Corporate Secretary Sritex Welly Salam mengatakan perusahaan akan melaksanakan keputusan Penundaan Kewajiban Pembayaran Utang (PKPU) pada awal 2022 setelah memenuhi semua kewajiban dan konsekuensi dari PKPU yang kini tengah dijalankan.
"Pada kuartal pertama 2022 perseroan akan melaksanakan keputusan hasil PKPU kepada para kreditur dan kewajiban pelaporan kepada Bursa Efek Indonesia sesuai aturan yang berlaku," katanya dalam keterbukaan informasi, Rabu, 24 November 2021.
- Waspada Tumpukan Utang Luar Negeri di Tengah Defisit yang Melebar
- BNI Kucurkan Kredit Rp1 Triliun kepada Garudafood
- Kuartal III-2021, Laba Bersih Sarana Menara Nusantara Naik 35,2%
Dia menjelaskan proses PKPU telah dimulai pada kuartal kedua 2021, di mana proses PKPU tersebut berjalan lancar. Namun karena pandemi COVID-19, keuangan perusahaan di kuartal II-2021 mengalami arus kas negatif sehingga tidak membayar kewajibannya.
Ada dua gugatan PKPU terhadap Sritex melalui anak usahanya, yaitu PT Senang Kharisma Textil (SKT) dan PT Rayon Utama Makmur (RUM) pada April 2021.
Gugatan PKPU terhadap SKT berasal dari PT Bank QNB Indonesia, sedangkan gugatan PKPU terhadap RUM dilayangkan PT Indo Bahari Express (IBE).
Pada Agustus 2021 SRIL menujuk konsultan independen untuk melaksanakan restrukturisasi pinjaman bank dan lembaga keuangan lainnya.
"Pada kuartal keempat 2021, perseroan memenuhi seluruh kewajiban dan konsekuensi dampak PKPU," kata Welly.
Baru-baru ini, BEI telah mengeluarkan ancaman akan mendepak Sritex dari bursa setelah melakukan suspensi terhadap perdagangan efek emiten tekstil milik konglomerat Iwan Setiawan Lukminto ini selama 6 bulan sejak 18 Mei 2021. Masa suspensi berlangsung selama 24 tahun sebelum resmi ditendang.
Akibat suspensi, Sritex tidak diperbolehkan membayar utang secara terpisah dan harus mengikuti proses PKPU. Hal itu karena perseroan tidak membayar medium term notes (MTN) senilai US$25 juta.
Adapun, masa PKPU berlangsung selama 270 hari atau 9 bulan.
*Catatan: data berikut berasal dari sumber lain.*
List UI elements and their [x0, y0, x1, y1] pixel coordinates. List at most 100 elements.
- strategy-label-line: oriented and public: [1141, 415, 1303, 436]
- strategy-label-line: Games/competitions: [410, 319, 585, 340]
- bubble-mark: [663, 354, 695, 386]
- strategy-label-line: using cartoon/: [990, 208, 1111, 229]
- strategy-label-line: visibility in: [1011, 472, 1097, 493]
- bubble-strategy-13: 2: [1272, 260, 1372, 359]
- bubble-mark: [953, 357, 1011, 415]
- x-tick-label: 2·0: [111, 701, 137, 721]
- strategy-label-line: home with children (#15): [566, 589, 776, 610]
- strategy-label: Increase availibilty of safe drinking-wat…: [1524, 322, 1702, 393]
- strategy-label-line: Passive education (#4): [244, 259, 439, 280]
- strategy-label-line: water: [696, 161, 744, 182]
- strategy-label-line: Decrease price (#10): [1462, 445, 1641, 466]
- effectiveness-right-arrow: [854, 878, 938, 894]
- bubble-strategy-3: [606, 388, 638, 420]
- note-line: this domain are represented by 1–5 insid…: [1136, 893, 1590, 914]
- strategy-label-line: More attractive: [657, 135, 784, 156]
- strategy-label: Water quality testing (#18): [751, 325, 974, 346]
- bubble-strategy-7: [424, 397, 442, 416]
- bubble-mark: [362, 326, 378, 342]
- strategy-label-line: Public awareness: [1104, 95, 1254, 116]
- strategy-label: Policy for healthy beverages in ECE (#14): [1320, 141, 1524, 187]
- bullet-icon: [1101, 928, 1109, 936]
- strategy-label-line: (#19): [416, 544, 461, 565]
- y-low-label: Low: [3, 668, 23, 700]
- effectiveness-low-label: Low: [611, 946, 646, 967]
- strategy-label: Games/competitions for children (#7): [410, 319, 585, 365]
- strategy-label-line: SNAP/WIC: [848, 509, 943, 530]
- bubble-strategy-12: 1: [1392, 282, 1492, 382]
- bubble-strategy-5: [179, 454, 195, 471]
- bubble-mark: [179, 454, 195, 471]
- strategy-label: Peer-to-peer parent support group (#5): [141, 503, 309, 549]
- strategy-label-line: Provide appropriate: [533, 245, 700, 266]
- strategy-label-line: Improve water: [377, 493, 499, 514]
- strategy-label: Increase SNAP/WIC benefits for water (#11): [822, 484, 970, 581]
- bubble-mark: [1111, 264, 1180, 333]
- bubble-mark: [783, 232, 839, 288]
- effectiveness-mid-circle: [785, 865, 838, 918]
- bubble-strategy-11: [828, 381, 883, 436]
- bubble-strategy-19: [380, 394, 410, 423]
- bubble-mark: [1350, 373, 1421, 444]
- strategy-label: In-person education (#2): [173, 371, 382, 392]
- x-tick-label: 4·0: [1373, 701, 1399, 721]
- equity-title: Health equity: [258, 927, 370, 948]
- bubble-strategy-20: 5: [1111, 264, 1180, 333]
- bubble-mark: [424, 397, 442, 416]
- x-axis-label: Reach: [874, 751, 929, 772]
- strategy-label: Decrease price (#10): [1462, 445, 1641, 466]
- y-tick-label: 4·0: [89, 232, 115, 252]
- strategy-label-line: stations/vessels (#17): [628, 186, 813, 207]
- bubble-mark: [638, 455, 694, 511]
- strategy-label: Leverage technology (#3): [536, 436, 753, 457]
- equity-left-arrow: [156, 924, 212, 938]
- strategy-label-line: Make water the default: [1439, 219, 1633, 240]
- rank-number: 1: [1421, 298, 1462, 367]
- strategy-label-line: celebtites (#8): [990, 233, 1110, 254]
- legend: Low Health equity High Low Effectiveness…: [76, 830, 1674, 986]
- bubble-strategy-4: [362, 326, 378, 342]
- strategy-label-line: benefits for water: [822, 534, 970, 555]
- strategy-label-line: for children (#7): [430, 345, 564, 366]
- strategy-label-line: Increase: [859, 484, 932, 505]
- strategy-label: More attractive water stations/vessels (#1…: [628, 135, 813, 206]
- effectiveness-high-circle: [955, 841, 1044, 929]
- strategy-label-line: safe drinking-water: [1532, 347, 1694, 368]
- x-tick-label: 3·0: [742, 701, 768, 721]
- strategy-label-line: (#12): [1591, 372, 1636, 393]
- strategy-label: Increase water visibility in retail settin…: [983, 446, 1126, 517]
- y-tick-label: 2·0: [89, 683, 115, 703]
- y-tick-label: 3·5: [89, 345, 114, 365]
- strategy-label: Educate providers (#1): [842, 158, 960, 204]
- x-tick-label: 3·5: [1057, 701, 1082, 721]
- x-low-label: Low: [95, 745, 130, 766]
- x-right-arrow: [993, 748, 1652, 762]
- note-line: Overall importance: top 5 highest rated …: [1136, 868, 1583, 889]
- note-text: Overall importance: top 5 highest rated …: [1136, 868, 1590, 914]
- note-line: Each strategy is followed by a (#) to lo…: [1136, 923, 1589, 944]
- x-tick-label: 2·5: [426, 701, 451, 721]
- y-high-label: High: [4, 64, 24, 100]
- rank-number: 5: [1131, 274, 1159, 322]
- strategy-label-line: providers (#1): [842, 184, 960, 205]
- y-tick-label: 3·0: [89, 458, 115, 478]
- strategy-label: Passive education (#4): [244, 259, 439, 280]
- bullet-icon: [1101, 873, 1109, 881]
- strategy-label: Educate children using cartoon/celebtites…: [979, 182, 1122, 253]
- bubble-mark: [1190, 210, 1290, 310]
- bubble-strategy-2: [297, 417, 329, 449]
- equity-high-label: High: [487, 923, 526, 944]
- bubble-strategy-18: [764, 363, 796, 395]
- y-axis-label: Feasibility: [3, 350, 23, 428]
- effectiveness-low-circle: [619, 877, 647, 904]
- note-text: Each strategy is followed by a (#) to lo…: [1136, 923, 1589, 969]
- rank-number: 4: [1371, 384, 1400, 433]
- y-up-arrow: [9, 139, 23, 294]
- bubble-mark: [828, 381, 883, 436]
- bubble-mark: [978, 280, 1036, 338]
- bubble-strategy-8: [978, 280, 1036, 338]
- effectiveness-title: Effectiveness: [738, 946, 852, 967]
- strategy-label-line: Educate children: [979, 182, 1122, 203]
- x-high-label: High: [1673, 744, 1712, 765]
Sebelum benar-benar di-delisting dari bursa, manajemen akan fokus menyelesaikan proses PKPU dengan secepat dan sebaik mungkin sebelum akhir tahun.
Welly mengatakan bahwa kondisi keuangan perusahaan saat ini masih cukup untuk menjalankan seluruh aktivitas bisnis.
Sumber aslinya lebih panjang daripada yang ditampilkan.